O Natal do Senhor

Padre João Medeiros Filho

Ao longo de sua história, o povo de Deus da Antiga Aliança caminhou no deserto, foi exilado e escravo de outras nações. Recebeu ensinamentos dos profetas, patriarcas e figuras decisivas em sua trajetória. Três grandes personagens marcaram essa caminhada e contribuíram para a sua libertação, por meio de pregações, com o testemunho de esperança e fé na força divina. No Antigo Testamento, Isaías anunciou tempos diferentes com sua palavra de ânimo e renovação. João Batista – o precursor do Senhor – é a conclusão desse ciclo.

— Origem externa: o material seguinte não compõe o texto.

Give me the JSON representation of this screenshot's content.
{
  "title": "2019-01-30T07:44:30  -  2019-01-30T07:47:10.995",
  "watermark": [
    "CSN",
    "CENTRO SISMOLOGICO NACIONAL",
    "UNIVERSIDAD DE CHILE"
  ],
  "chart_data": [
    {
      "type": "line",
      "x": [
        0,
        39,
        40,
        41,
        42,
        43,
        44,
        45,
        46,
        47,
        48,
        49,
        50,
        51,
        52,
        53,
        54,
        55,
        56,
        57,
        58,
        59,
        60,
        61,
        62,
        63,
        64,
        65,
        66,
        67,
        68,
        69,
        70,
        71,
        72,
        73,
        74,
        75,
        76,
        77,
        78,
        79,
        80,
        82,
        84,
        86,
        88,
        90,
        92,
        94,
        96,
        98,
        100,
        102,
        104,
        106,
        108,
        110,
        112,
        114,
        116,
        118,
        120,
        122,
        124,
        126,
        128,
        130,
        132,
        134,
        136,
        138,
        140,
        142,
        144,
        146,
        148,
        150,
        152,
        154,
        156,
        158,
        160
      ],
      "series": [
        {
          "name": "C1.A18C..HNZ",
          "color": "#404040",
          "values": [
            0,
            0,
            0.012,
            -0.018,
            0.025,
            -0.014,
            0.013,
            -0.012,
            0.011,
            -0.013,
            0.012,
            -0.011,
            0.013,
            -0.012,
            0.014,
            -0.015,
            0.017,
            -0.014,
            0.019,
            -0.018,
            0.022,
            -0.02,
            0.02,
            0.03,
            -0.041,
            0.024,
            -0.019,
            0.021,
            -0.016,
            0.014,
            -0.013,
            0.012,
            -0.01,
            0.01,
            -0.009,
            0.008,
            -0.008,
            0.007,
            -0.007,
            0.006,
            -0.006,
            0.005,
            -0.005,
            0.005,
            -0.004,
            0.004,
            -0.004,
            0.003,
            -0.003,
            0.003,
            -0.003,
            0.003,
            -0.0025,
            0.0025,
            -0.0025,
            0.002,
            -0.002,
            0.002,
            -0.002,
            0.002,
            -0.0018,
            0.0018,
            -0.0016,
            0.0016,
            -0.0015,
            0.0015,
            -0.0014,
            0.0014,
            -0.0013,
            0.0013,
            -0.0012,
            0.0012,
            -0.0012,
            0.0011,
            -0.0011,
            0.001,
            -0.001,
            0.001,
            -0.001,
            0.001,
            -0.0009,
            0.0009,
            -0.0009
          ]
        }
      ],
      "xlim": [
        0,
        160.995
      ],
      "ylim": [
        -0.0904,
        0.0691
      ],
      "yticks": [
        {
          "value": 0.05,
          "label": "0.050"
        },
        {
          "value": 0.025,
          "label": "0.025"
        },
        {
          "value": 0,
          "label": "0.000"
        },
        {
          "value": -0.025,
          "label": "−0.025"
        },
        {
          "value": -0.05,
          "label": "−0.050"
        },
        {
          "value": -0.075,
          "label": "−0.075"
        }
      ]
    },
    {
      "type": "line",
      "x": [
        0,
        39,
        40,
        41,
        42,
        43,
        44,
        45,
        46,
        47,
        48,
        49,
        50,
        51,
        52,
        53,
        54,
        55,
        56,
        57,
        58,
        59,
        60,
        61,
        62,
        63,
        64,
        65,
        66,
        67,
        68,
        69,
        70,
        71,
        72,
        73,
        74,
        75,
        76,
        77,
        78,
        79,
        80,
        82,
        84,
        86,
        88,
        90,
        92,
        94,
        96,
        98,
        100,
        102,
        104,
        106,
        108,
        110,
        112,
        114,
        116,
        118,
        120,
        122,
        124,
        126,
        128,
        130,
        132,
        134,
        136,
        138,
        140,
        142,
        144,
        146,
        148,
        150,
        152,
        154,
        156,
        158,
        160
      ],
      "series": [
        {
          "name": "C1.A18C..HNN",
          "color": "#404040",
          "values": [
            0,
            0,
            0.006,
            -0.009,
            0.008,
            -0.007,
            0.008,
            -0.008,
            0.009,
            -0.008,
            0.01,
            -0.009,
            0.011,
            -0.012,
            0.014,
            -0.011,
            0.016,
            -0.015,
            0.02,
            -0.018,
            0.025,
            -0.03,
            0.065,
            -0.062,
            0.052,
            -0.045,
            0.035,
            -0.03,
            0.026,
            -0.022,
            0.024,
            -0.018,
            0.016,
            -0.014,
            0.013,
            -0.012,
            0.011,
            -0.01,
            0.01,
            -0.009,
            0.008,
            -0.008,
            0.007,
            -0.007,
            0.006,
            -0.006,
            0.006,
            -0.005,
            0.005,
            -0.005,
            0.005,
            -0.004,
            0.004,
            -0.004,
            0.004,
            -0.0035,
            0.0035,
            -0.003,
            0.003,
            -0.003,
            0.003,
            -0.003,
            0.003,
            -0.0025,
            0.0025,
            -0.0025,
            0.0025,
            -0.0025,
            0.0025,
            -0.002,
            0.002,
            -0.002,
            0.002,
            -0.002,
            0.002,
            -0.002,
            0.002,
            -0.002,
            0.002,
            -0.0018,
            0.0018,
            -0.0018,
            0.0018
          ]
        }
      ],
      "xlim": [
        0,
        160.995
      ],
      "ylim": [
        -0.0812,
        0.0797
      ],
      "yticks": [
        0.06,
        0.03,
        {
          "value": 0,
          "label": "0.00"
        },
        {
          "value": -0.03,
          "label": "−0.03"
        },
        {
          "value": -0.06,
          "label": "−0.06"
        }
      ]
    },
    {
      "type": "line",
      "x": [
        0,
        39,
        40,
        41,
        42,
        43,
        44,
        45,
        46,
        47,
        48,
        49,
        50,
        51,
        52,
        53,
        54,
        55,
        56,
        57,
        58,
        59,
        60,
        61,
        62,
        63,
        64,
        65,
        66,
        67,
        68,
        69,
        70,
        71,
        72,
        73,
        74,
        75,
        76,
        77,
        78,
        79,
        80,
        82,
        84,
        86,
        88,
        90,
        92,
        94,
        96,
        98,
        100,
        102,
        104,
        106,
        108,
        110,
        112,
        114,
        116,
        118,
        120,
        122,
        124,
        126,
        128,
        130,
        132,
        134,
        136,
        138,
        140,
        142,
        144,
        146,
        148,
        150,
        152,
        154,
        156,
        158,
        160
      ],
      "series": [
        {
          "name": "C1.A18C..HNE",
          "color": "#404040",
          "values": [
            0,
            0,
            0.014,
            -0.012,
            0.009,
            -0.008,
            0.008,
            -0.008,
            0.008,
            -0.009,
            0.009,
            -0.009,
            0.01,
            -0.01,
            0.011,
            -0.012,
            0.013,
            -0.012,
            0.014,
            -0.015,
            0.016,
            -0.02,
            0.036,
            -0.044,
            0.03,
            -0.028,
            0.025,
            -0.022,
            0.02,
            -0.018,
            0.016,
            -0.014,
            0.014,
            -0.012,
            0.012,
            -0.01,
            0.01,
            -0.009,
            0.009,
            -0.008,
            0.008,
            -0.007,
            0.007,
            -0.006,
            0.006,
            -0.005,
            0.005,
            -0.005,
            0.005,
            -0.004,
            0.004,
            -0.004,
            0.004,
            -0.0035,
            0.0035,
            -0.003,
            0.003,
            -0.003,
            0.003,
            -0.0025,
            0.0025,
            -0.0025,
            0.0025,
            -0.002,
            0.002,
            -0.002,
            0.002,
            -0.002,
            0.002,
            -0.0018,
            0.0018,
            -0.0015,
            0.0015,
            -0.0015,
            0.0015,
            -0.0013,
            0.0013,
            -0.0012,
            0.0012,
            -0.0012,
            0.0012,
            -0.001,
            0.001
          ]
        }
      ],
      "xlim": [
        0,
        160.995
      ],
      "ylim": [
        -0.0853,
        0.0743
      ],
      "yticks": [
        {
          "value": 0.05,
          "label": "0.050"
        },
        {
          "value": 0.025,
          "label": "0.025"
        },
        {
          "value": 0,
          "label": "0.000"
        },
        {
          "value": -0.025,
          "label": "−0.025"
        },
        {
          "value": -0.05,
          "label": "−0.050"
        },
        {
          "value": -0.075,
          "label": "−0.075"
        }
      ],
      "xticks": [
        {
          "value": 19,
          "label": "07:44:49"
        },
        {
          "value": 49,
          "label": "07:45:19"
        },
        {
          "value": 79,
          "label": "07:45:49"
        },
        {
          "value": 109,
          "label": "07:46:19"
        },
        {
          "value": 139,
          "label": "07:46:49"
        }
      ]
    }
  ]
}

Construiu a partir do deserto uma nova ética, denunciando pseudovalores, erros e pecados, mostrando a necessidade de eliminar tudo aquilo que pode impedir a chegada de Deus até nós. “Preparai os caminhos para o Senhor” (Lc. 3, 4; Is 40, 3-5). Inaugurando uma nova etapa (a de Deus Conosco), surgiu Maria Santíssima – preconizada por grandes figuras bíblicas femininas do Velho Testamento – escolhida pelo Todo Poderoso para ser a Mãe do Salvador, revelando desse modo a ternura, o amor e a gratuidade divina. Ela simboliza a vida, a alegria, ao contrário de Eva que representa o sofrimento e a morte. Na Virgem de Nazaré começa o verdadeiro Natal e novos tempos. “Confia nele e o mais Ele te fará” (Sl 37, 5). Esta é a dinâmica natalina, a certeza de que Cristo veio para mudar o mundo e os homens.

Deus quis morar entre nós. Eis a ingente e importante novidade da história humana. O sonho dos homens era ter o seu deus bem próximo. Para isso, uns se declaravam deuses ou filhos de deuses e outros divinizavam seres. Tornar-se imortal foi sempre o maior desejo do ser humano, mas suas aspirações ficavam insatisfeitas e sem respostas. Andava triste e decepcionado. Buscava solução em realidades materiais, mas continuava confuso e perdido. Sentia saudade de suas origens e profunda nostalgia da vida que um dia lhe fora reservada. A esperança de concretizar aquilo que sonhava, parecia uma quimera e permanecia nas trevas da existência.

O Natal é essa utopia divina. É a concretude dos sonhos e ideais humanos, a resposta à sua procura e à sua sede. Em Jesus, o Pai materializou todos os anseios do homem: um ser infinito, pleno de bondade, rico de misericórdia, templo da justiça, fonte da verdade, berço do perdão e do amor. Cristo é a humanidade na sua beleza original e em sua grandeza de criatura, antes da triste realidade do pecado. É a convivência celestial nos caminhos da terra, partilha da Vida divina com a existência terrena. É o encontro do Eterno com o efêmero, a Presença permanente com a fugacidade da criação. É Deus decidindo habitar a terra. Isso é Natal.

Admiramo-nos, às vezes, quando sabemos que religiosos como, por exemplo, as Irmãs de Charles de Foucauld e Madre Teresa de Calcutá decidem morar nas favelas e tugúrios, em condições subumanas. O Natal vai além. É Deus aceitando a nossa miséria, fazendo opção pelo nosso existir para nos arrancar da pobreza e nos enriquecer de sua Vida. O Verbo encarnou-se e habitou entre nós. Ele valorizou também a matéria de que fazemos parte, pois se fez carne de nossa carne. E como se não bastasse, transformou essa carne em divina, tornando-a nosso cotidiano alimento.

E como se fora ainda pouco incomensurável amor pleno de poesia, Ele quis perpetuar o Natal. Deixou-nos a Eucaristia como sacramento de sua presença e de seu nascimento renovado. A data de 25 de dezembro é a lembrança de todos os natais de nossa vida. É o memorial das incontáveis vezes que Deus nasce em nós, em pequenos, silenciosos e repetidos gestos, como forma de suprema bondade e indizível ternura conosco. O Natal é o homem renascido na pessoa do Senhor Jesus. É o ser humano revestido do mistério da divindade. Não existe nada mais belo, por isso mesmo temos tanto a dizer e pouco conseguimos. Sim, pois só Cristo é a única Palavra Perfeita! “Verbum caro factum est”! “E o Verbo se fez carne” (Jo 1, 14).